— Я семнадцать лет тер лямку становым приставом — н вон видишь, — сын мой стоит?.. Я его везу обратно, назад, — его отказались принять в гимназию, — он не обеспечен, для него не может быть никакой карьеры, кроме как в сапожники… Это мне доказали как дважды два… Он отпет навсегда!.. Понимаешь ли? А он у меня одна надежда, — он последний, единственный мальчик… У меня, кроме его, четыре взрослых дочери… а сам я болен, потерял место, — и вот порадуйся!..

— Да чего!.. — сказал человечек, махнув рукой, — говорить не остается.

— Я, — продолжал становой, — и место-то и здоровье-то потерял на службе… Ведь наше дело каторжное! Ведь нашему брату прямо на рожон лезть надо… Не отдает мужик денег — надо вырвать их вот этими руками, прямо из горла выдрать… Ведь имущество описываешь иной раз — сердце разрывается, — а нельзя! Дерешь с него без снисхождения. Надо пить-есть. Семейство! В нашем уезде одних сопротивлений властям — счету нет; откровенно сказать, еще во множестве мест не вручены крестьянам даже владенные записи… Надо бы подождать, поразобрать как должно, да тогда уже и взыскивать… Но это дело не наше. Пришлют бумагу, надобно исполнять — и лезешь, лезешь прямо на вилы… Сколько раз жизнь на волоске висела… Однажды бабы меня спасли от явной смерти: "Вались в телегу, мы на тебя сядем и вывезем". И навалилось на меня шесть баб! Уселись, песни заиграли, как ни в чем не бывало, вывезли меня за пять верст в лес, — а я уже без чувств! Едва не задохнулся, и все внутренности повреждены от тяжести… Легко ли — шесть тетех! Да и за то спасибо — хоть жив-то остался! Жив-то остался, — а с тех пор и чахну и таю… Неисправности пошли, потом — подвели, а потом, как водится, и упекли… Стал не нужен.

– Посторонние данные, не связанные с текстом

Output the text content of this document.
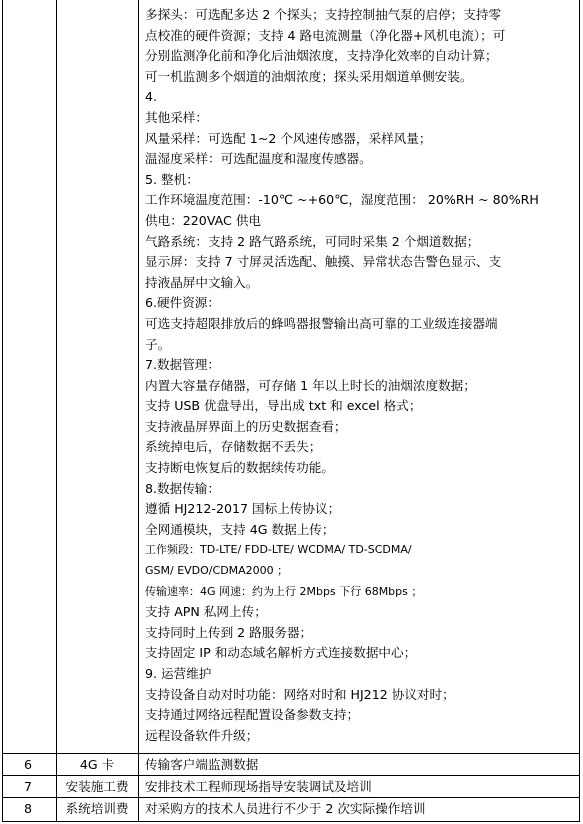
多探头：可选配多达 2 个探头；支持控制抽气泵的启停；支持零
点校准的硬件资源；支持 4 路电流测量（净化器+风机电流）；可
分别监测净化前和净化后油烟浓度，支持净化效率的自动计算；
可一机监测多个烟道的油烟浓度；探头采用烟道单侧安装。
4.
其他采样：
风量采样：可选配 1~2 个风速传感器，采样风量；
温湿度采样：可选配温度和湿度传感器。
5. 整机：
工作环境温度范围：-10℃ ~+60℃，湿度范围： 20%RH ~ 80%RH
供电：220VAC 供电
气路系统：支持 2 路气路系统，可同时采集 2 个烟道数据；
显示屏：支持 7 寸屏灵活选配、触摸、异常状态告警色显示、支
持液晶屏中文输入。
6.硬件资源：
可选支持超限排放后的蜂鸣器报警输出高可靠的工业级连接器端
子。
7.数据管理：
内置大容量存储器，可存储 1 年以上时长的油烟浓度数据；
支持 USB 优盘导出，导出成 txt 和 excel 格式；
支持液晶屏界面上的历史数据查看；
系统掉电后，存储数据不丢失；
支持断电恢复后的数据续传功能。
8.数据传输：
遵循 HJ212-2017 国标上传协议；
全网通模块，支持 4G 数据上传；
工作频段：TD-LTE/ FDD-LTE/ WCDMA/ TD-SCDMA/
GSM/ EVDO/CDMA2000 ；
传输速率：4G 网速：约为上行 2Mbps 下行 68Mbps ；
支持 APN 私网上传；
支持同时上传到 2 路服务器；
支持固定 IP 和动态域名解析方式连接数据中心；
9. 运营维护
支持设备自动对时功能：网络对时和 HJ212 协议对时；
支持通过网络远程配置设备参数支持；
远程设备软件升级；
6	4G 卡	传输客户端监测数据
7	安装施工费	安排技术工程师现场指导安装调试及培训
8	系统培训费	对采购方的技术人员进行不少于 2 次实际操作培训
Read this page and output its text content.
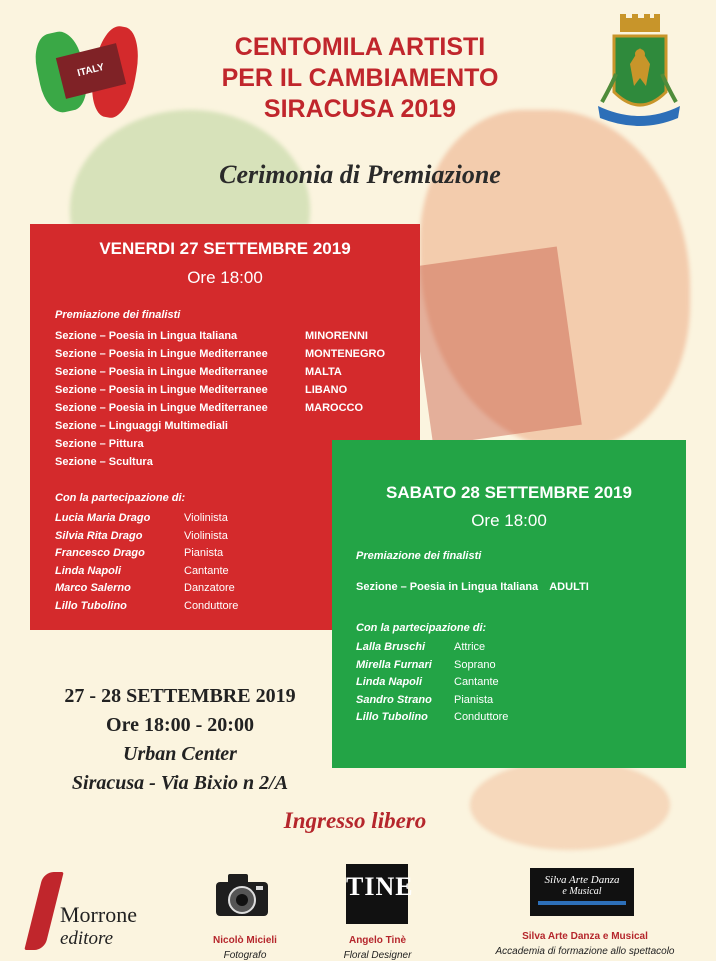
ITALY
CENTOMILA ARTISTI
PER IL CAMBIAMENTO
SIRACUSA 2019
Cerimonia di Premiazione
VENERDI 27 SETTEMBRE 2019
Ore 18:00
Premiazione dei finalisti
Sezione – Poesia in Lingua Italiana	MINORENNI
Sezione – Poesia in Lingue Mediterranee	MONTENEGRO
Sezione – Poesia in Lingue Mediterranee	MALTA
Sezione – Poesia in Lingue Mediterranee	LIBANO
Sezione – Poesia in Lingue Mediterranee	MAROCCO
Sezione – Linguaggi Multimediali
Sezione – Pittura
Sezione – Scultura
Con la partecipazione di:
Lucia Maria Drago	Violinista
Silvia Rita Drago	Violinista
Francesco Drago	Pianista
Linda Napoli	Cantante
Marco Salerno	Danzatore
Lillo Tubolino	Conduttore
SABATO 28 SETTEMBRE 2019
Ore 18:00
Premiazione dei finalisti
Sezione – Poesia in Lingua Italiana ADULTI
Con la partecipazione di:
Lalla Bruschi	Attrice
Mirella Furnari Soprano
Linda Napoli	Cantante
Sandro Strano Pianista
Lillo Tubolino Conduttore
27 - 28 SETTEMBRE 2019
Ore 18:00 - 20:00
Urban Center
Siracusa - Via Bixio n 2/A
Ingresso libero
Morrone
editore	Nicolò Micieli
Fotografo
TINE
Angelo Tinè
Floral Designer
Silva Arte Danza
e Musical
Silva Arte Danza e Musical
Accademia di formazione allo spettacolo
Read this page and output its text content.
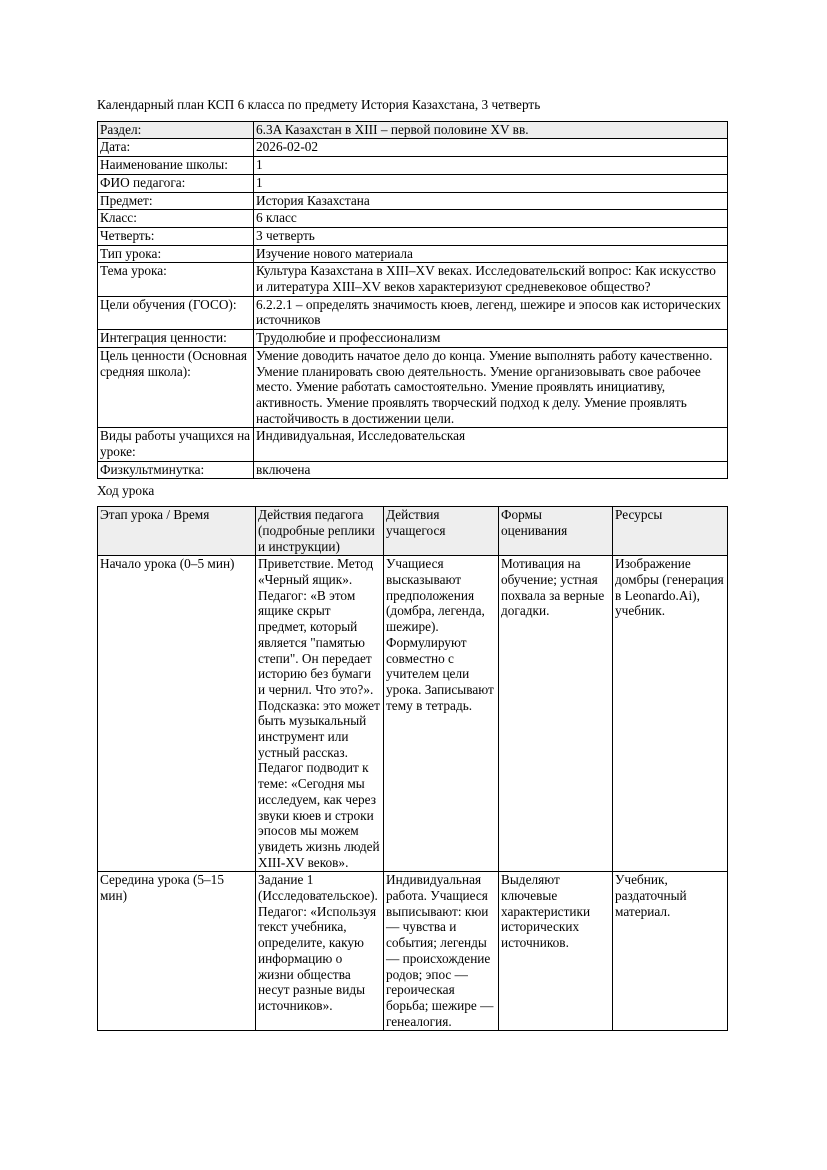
Календарный план КСП 6 класса по предмету История Казахстана, 3 четверть

Раздел:	6.3A Казахстан в XIII – первой половине XV вв.
Дата:	2026-02-02
Наименование школы:	1
ФИО педагога:	1
Предмет:	История Казахстана
Класс:	6 класс
Четверть:	3 четверть
Тип урока:	Изучение нового материала
Тема урока:	Культура Казахстана в XIII–XV веках. Исследовательский вопрос: Как искусство и литература XIII–XV веков характеризуют средневековое общество?
Цели обучения (ГОСО):	6.2.2.1 – определять значимость кюев, легенд, шежире и эпосов как исторических источников
Интеграция ценности:	Трудолюбие и профессионализм
Цель ценности (Основная средняя школа):	Умение доводить начатое дело до конца. Умение выполнять работу качественно. Умение планировать свою деятельность. Умение организовывать свое рабочее место. Умение работать самостоятельно. Умение проявлять инициативу, активность. Умение проявлять творческий подход к делу. Умение проявлять настойчивость в достижении цели.
Виды работы учащихся на уроке:	Индивидуальная, Исследовательская
Физкультминутка:	включена

Ход урока

Этап урока / Время	Действия педагога (подробные реплики и инструкции)	Действия учащегося	Формы оценивания	Ресурсы
Начало урока (0–5 мин)	Приветствие. Метод «Черный ящик». Педагог: «В этом ящике скрыт предмет, который является "памятью степи". Он передает историю без бумаги и чернил. Что это?». Подсказка: это может быть музыкальный инструмент или устный рассказ. Педагог подводит к теме: «Сегодня мы исследуем, как через звуки кюев и строки эпосов мы можем увидеть жизнь людей XIII-XV веков».	Учащиеся высказывают предположения (домбра, легенда, шежире). Формулируют совместно с учителем цели урока. Записывают тему в тетрадь.	Мотивация на обучение; устная похвала за верные догадки.	Изображение домбры (генерация в Leonardo.Ai), учебник.
Середина урока (5–15 мин)	Задание 1 (Исследовательское). Педагог: «Используя текст учебника, определите, какую информацию о жизни общества несут разные виды источников».	Индивидуальная работа. Учащиеся выписывают: кюи — чувства и события; легенды — происхождение родов; эпос — героическая борьба; шежире — генеалогия.	Выделяют ключевые характеристики исторических источников.	Учебник, раздаточный материал.
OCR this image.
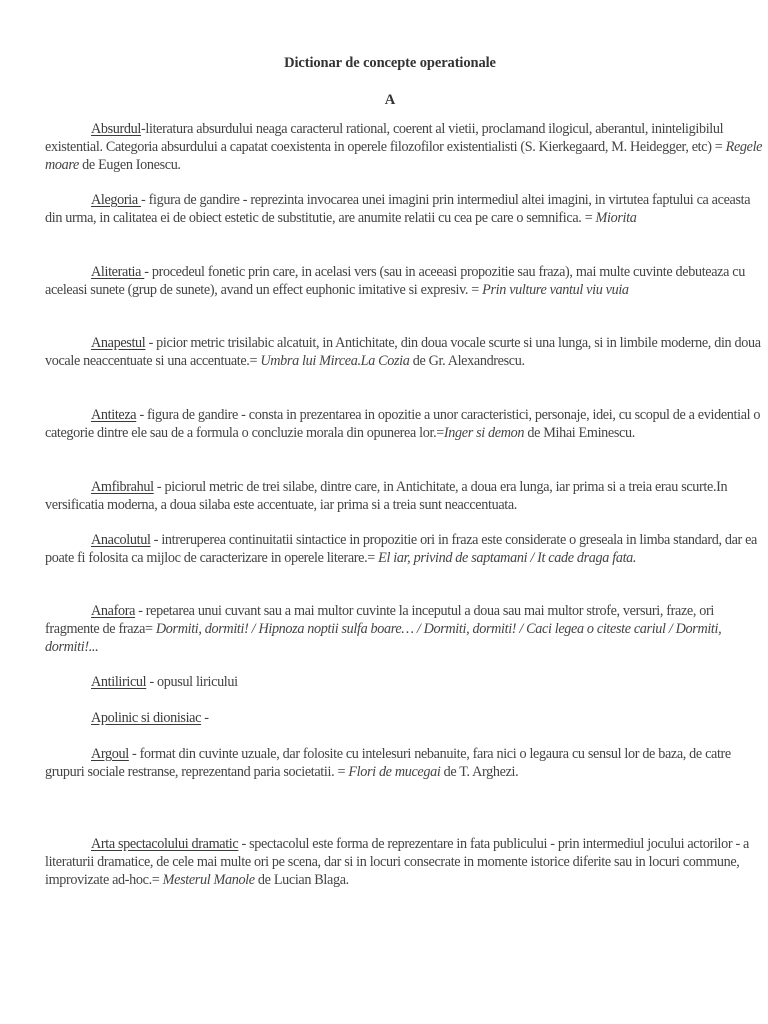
Dictionar de concepte operationale
A

Absurdul-literatura absurdului neaga caracterul rational, coerent al vietii, proclamand ilogicul, aberantul, ininteligibilul existential. Categoria absurdului a capatat coexistenta in operele filozofilor existentialisti (S. Kierkegaard, M. Heidegger, etc) = Regele moare de Eugen Ionescu.

Alegoria - figura de gandire - reprezinta invocarea unei imagini prin intermediul altei imagini, in virtutea faptului ca aceasta din urma, in calitatea ei de obiect estetic de substitutie, are anumite relatii cu cea pe care o semnifica. = Miorita

Aliteratia - procedeul fonetic prin care, in acelasi vers (sau in aceeasi propozitie sau fraza), mai multe cuvinte debuteaza cu aceleasi sunete (grup de sunete), avand un effect euphonic imitative si expresiv. = Prin vulture vantul viu vuia

Anapestul - picior metric trisilabic alcatuit, in Antichitate, din doua vocale scurte si una lunga, si in limbile moderne, din doua vocale neaccentuate si una accentuate.= Umbra lui Mircea.La Cozia de Gr. Alexandrescu.

Antiteza - figura de gandire - consta in prezentarea in opozitie a unor caracteristici, personaje, idei, cu scopul de a evidential o categorie dintre ele sau de a formula o concluzie morala din opunerea lor.=Inger si demon de Mihai Eminescu.

Amfibrahul - piciorul metric de trei silabe, dintre care, in Antichitate, a doua era lunga, iar prima si a treia erau scurte.In versificatia moderna, a doua silaba este accentuate, iar prima si a treia sunt neaccentuata.

Anacolutul - intreruperea continuitatii sintactice in propozitie ori in fraza este considerate o greseala in limba standard, dar ea poate fi folosita ca mijloc de caracterizare in operele literare.= El iar, privind de saptamani / It cade draga fata.

Anafora - repetarea unui cuvant sau a mai multor cuvinte la inceputul a doua sau mai multor strofe, versuri, fraze, ori fragmente de fraza= Dormiti, dormiti! / Hipnoza noptii sulfa boare… / Dormiti, dormiti! / Caci legea o citeste cariul / Dormiti, dormiti!...

Antiliricul - opusul liricului

Apolinic si dionisiac -

Argoul - format din cuvinte uzuale, dar folosite cu intelesuri nebanuite, fara nici o legaura cu sensul lor de baza, de catre grupuri sociale restranse, reprezentand paria societatii. = Flori de mucegai de T. Arghezi.

Arta spectacolului dramatic - spectacolul este forma de reprezentare in fata publicului - prin intermediul jocului actorilor - a literaturii dramatice, de cele mai multe ori pe scena, dar si in locuri consecrate in momente istorice diferite sau in locuri commune, improvizate ad-hoc.= Mesterul Manole de Lucian Blaga.
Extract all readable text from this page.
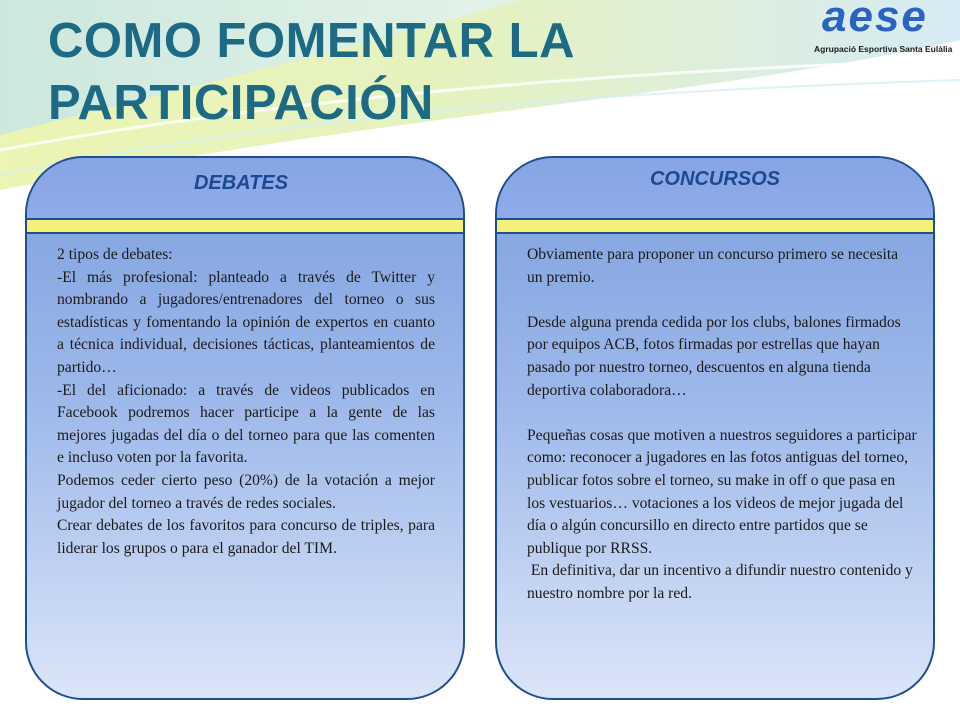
COMO FOMENTAR LA PARTICIPACIÓN
aese
Agrupació Esportiva Santa Eulàlia
DEBATES

2 tipos de debates:

-El más profesional: planteado a través de Twitter y nombrando a jugadores/entrenadores del torneo o sus estadísticas y fomentando la opinión de expertos en cuanto a técnica individual, decisiones tácticas, planteamientos de partido…

-El del aficionado: a través de videos publicados en Facebook podremos hacer participe a la gente de las mejores jugadas del día o del torneo para que las comenten e incluso voten por la favorita.

Podemos ceder cierto peso (20%) de la votación a mejor jugador del torneo a través de redes sociales.

Crear debates de los favoritos para concurso de triples, para liderar los grupos o para el ganador del TIM.

CONCURSOS

Obviamente para proponer un concurso primero se necesita un premio.

Desde alguna prenda cedida por los clubs, balones firmados por equipos ACB, fotos firmadas por estrellas que hayan pasado por nuestro torneo, descuentos en alguna tienda deportiva colaboradora…

Pequeñas cosas que motiven a nuestros seguidores a participar como: reconocer a jugadores en las fotos antiguas del torneo, publicar fotos sobre el torneo, su make in off o que pasa en los vestuarios… votaciones a los videos de mejor jugada del día o algún concursillo en directo entre partidos que se publique por RRSS.

En definitiva, dar un incentivo a difundir nuestro contenido y nuestro nombre por la red.
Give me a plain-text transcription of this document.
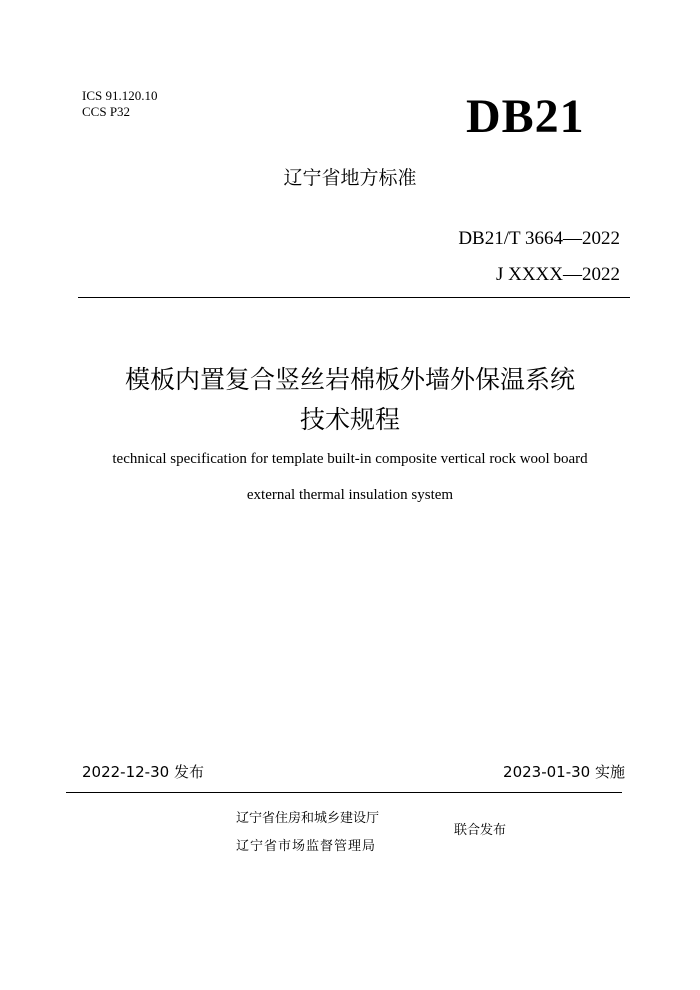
ICS 91.120.10
CCS P32	DB21
辽宁省地方标准
DB21/T 3664—2022
J XXXX—2022
模板内置复合竖丝岩棉板外墙外保温系统
技术规程
technical specification for template built-in composite vertical rock wool board
external thermal insulation system
2022-12-30 发布	2023-01-30 实施
辽宁省住房和城乡建设厅
辽宁省市场监督管理局
联合发布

Полтора года ищу места — все занято… Всю жизнь бился, совесть свою уничтожал, думал, что по крайней мере семью обеспечу, что дети не будут так себя тиранить, как тиранил отец… Да, наконец, просто думалось, хоть кусок хлеба будет… А вместо того — извольте получить камень, а сыну вашему — нет ходу! вороти назад, в сапожники!.. И это меня, родного отца, при моем же ребенке убеждают ласковыми словами, что он уже пропащий, что ему не видать света, как своих ушей, что ему надо спешить — спешить в сапожники-то попасть, а то и этого не будет! Право, яду бы давали без разговору!.. Ласковыми словами, с экивоками, с рукопожатиями, с соболезнованиями, с вежливостью (прошу садиться! на этот, на мягкий стул… папиросу?) приговаривают малого ребенка к гробу, доказывают ему, что по расписанию для него всего приличнее и выгоднее заблаговременно лечь в могилу! Где же у них бог-то!

— В портмонете, — больше у них никакого бога нет. Это верно…

В средине монолога, который произносил отставной становой пристав, его мальчик, стоявший поодаль спиной к нам, стал оглядываться, потом, поняв, что речь идет о нем, отошел подальше, потом еще подальше и, наконец, горько всхлипывая, убежал на другой конец парохода…

— Громко вы… о могиле-то!.. — сказал вновь появившийся среди речи станового барин… — Это его тронуло…

— Как не тронуть… Мальчик в полном отчаянии… Ведь вы подумайте только: ему, юной душе, доказывают, что он зачислен, по таким-то и таким-то обстоятельствам, в разряд людей, которые обречены на погибель!.. Когда это говорились проповеди на такие темы? Конечно, я неосторожно… при нем… Но я сам в отчаянии!.. Я служил бесстрашно… Не думал о себе… греха принял много на свою душу… и моему ребенку рекомендуют могилу?..

— Но позвольте! — мягко заговорил барин с явным желанием успокоить взволнованного отца. — Все это так… все верно. Но согласитесь, что должен же быть положен предел развитию чиновничества? Оно съедает восьмисотмиллионный бюджет! Что же будет, если количество людей, стремящихся жить жалованьем, вынудит на постоянное изобретение новых должностей и, стало быть, новых налогов? Ведь правительство…

Со всех сторон послышались протестующие возражения, — но все они были тотчас же прерваны резкими, торопливыми, звонкими словами неожиданно заговорившего старика, по виду напоминавшего иконописные изображения.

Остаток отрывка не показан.